POESIA REGIONAL
O Grito e a musa
— Caralhooo...
Sempre achei que uma boa história deveria começar a partir de lindas palavras e alguns pensamentos filosóficos, os quais levassem o leitor a um mundo particular e onírico. Mas talvez esta não seja uma boa história e nem se revele particular ou onírica.
A palavra gritada ao vento vinha carregada de dor e frustração. Já eram 3 da manhã e, ao descer a lomba da Matriz, o homem solitário amargava a decepção de um encontro não acontecido. Suas calças pretas surradas e uma camiseta do Matanza o tornavam parte da noite. O silêncio da madrugada era apenas quebrado pelo som de seu celular que teimava em tocar Green is the Colour, do Pink Floyd.
Tudo começara dois meses antes ao encontrar no Point X, uma lancheria da cidade, uma garota que lhe chamou atenção.
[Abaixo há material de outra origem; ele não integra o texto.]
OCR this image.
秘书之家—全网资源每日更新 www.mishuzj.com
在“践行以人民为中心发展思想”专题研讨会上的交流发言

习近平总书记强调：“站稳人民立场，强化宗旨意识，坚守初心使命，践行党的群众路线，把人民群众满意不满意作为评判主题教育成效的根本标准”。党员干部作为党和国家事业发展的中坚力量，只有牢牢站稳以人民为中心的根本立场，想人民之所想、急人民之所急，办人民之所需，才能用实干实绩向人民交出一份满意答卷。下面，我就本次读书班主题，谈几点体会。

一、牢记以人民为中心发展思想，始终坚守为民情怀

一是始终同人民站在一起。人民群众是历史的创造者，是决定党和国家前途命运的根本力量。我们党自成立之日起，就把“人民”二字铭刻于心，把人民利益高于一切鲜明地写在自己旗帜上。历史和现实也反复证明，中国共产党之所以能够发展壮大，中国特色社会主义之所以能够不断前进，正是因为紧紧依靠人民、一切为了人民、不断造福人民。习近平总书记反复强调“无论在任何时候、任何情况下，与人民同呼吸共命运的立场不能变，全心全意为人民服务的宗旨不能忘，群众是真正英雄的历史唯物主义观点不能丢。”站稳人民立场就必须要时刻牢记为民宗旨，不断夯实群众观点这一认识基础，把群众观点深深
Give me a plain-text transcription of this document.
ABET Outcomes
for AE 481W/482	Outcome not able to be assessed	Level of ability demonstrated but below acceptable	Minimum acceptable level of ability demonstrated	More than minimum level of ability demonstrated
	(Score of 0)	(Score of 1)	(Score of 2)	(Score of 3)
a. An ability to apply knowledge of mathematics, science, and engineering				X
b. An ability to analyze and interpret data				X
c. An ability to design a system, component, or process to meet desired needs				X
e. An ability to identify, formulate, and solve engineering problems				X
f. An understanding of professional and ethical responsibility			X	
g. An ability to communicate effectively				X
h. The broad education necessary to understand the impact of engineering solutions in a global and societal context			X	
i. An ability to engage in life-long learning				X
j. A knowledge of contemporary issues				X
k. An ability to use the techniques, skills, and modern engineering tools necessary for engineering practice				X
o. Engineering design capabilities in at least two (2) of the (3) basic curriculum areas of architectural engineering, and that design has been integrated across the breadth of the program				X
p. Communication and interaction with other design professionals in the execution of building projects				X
Desde o início teimou-lhe chamar de Maria, talvez por cotejar a pele alva da garota a imagem que tinha da mãe de Jesus, ou outro devaneio qualquer. No entanto, o nome era algo que não lhe entretia a razão. Joice, o nome era esse, era uma das garçonetes da lancheria e carregava junto a si uma beleza de fato estonteante.
Desde então Leonardo começou a frequentar o local assiduamente nas tarde quentes do verão. Saía do trabalho e partia para o encontro de sua musa alva de seios fartos e bumbum arrebitado que vinha lhe atender entre meios sorrisos e uma seriedade distinta que a tornava mais atraente ao seu admirador.
No entanto, a timidez o impedia de proferir outras palavras além das tradicionais Bohemia ou Brahma. A degustação da bebida vinha sempre acompanhada de uma fatia de torta salgada ou uma porção de fritas, o que induzia Leonardo a adquirir calorias extras levando-o a uma incomoda obesidade que o tornava menos atraente ao olhar feminino mais apurado às tendências tanquinho do verão.
As semanas passaram e o acaso levou-lhe a descobrir o número do celular da garota: um amigo em comum, em troca de um favor, fornecera-lhe o número com a objeção de não ter o nome revelado em caso de uma investida fracassada de Leonardo. Em uma súbita coragem juvenil e alguns goles de cerveja, o arrebatado rapaz enviou-lhe uma mensagem convidando-a para um encontro na Praça da Matriz após o expediente. Mensagem enviada do Point X mesmo. A resposta veio à noite com um misto de curiosidade e apreensão. Dizia que Joice não costumava sair com desconhecidos e que este devia se revelar antes ou nada feito.
Leonardo viu-se em um dilema: revelar-se e confrontar-se com a resposta da garota ou permanecer escondido e nunca desvendar o que poderia ter sido. O fato é que naquele 03 de março ele enviou-lhe uma mensagem dizendo ser o assíduo frequentador da lancheria e que a esperaria na Praça da Matriz aquela noite.
Se a garota percebeu a falta do cliente aquela tarde na lancheria deu-se discretamente, pois de nada comentou com suas colegas. No entanto, Leonardo correu para casa aquela tarde para esperar o tão aguardado encontro, mesmo sem ter recebido resposta à sua mensagem. As horas se arrastaram como nunca dantes aquele dia. Por volta de 10 da noite estava ele na praça, mesmo sabendo que a garota poderia sair do trabalho só depois da meia-noite.
Seus pensamentos percorreram naquelas horas outras histórias ali acontecidas, matizes de encontros e desencontros. Desde os beijos trocados no banco o qual novamente sentava até a frustração da garota que o dispensara sem ao menos olhar para trás certa vez. Ainda teve tempo de ensaiar palavras a serem ditas para Maria e perceber que o melhor ensaio é a imprevisibilidade do momento, o arrebatamento das emoções pulsantes do instante vivido.
Ao descer a lomba, carregando o fado da derrota, perdeu-se na obscuridade de seus pensamentos. O grito silencioso acima descrito veio no mesmo instante que seus olhos perceberam o casal que vinha ao seu encontro. Sua Maria abraçada a um jovem moreno sorria distraída e, ao passar por ele, nem ao menos o notou naquela monótona noite de verão.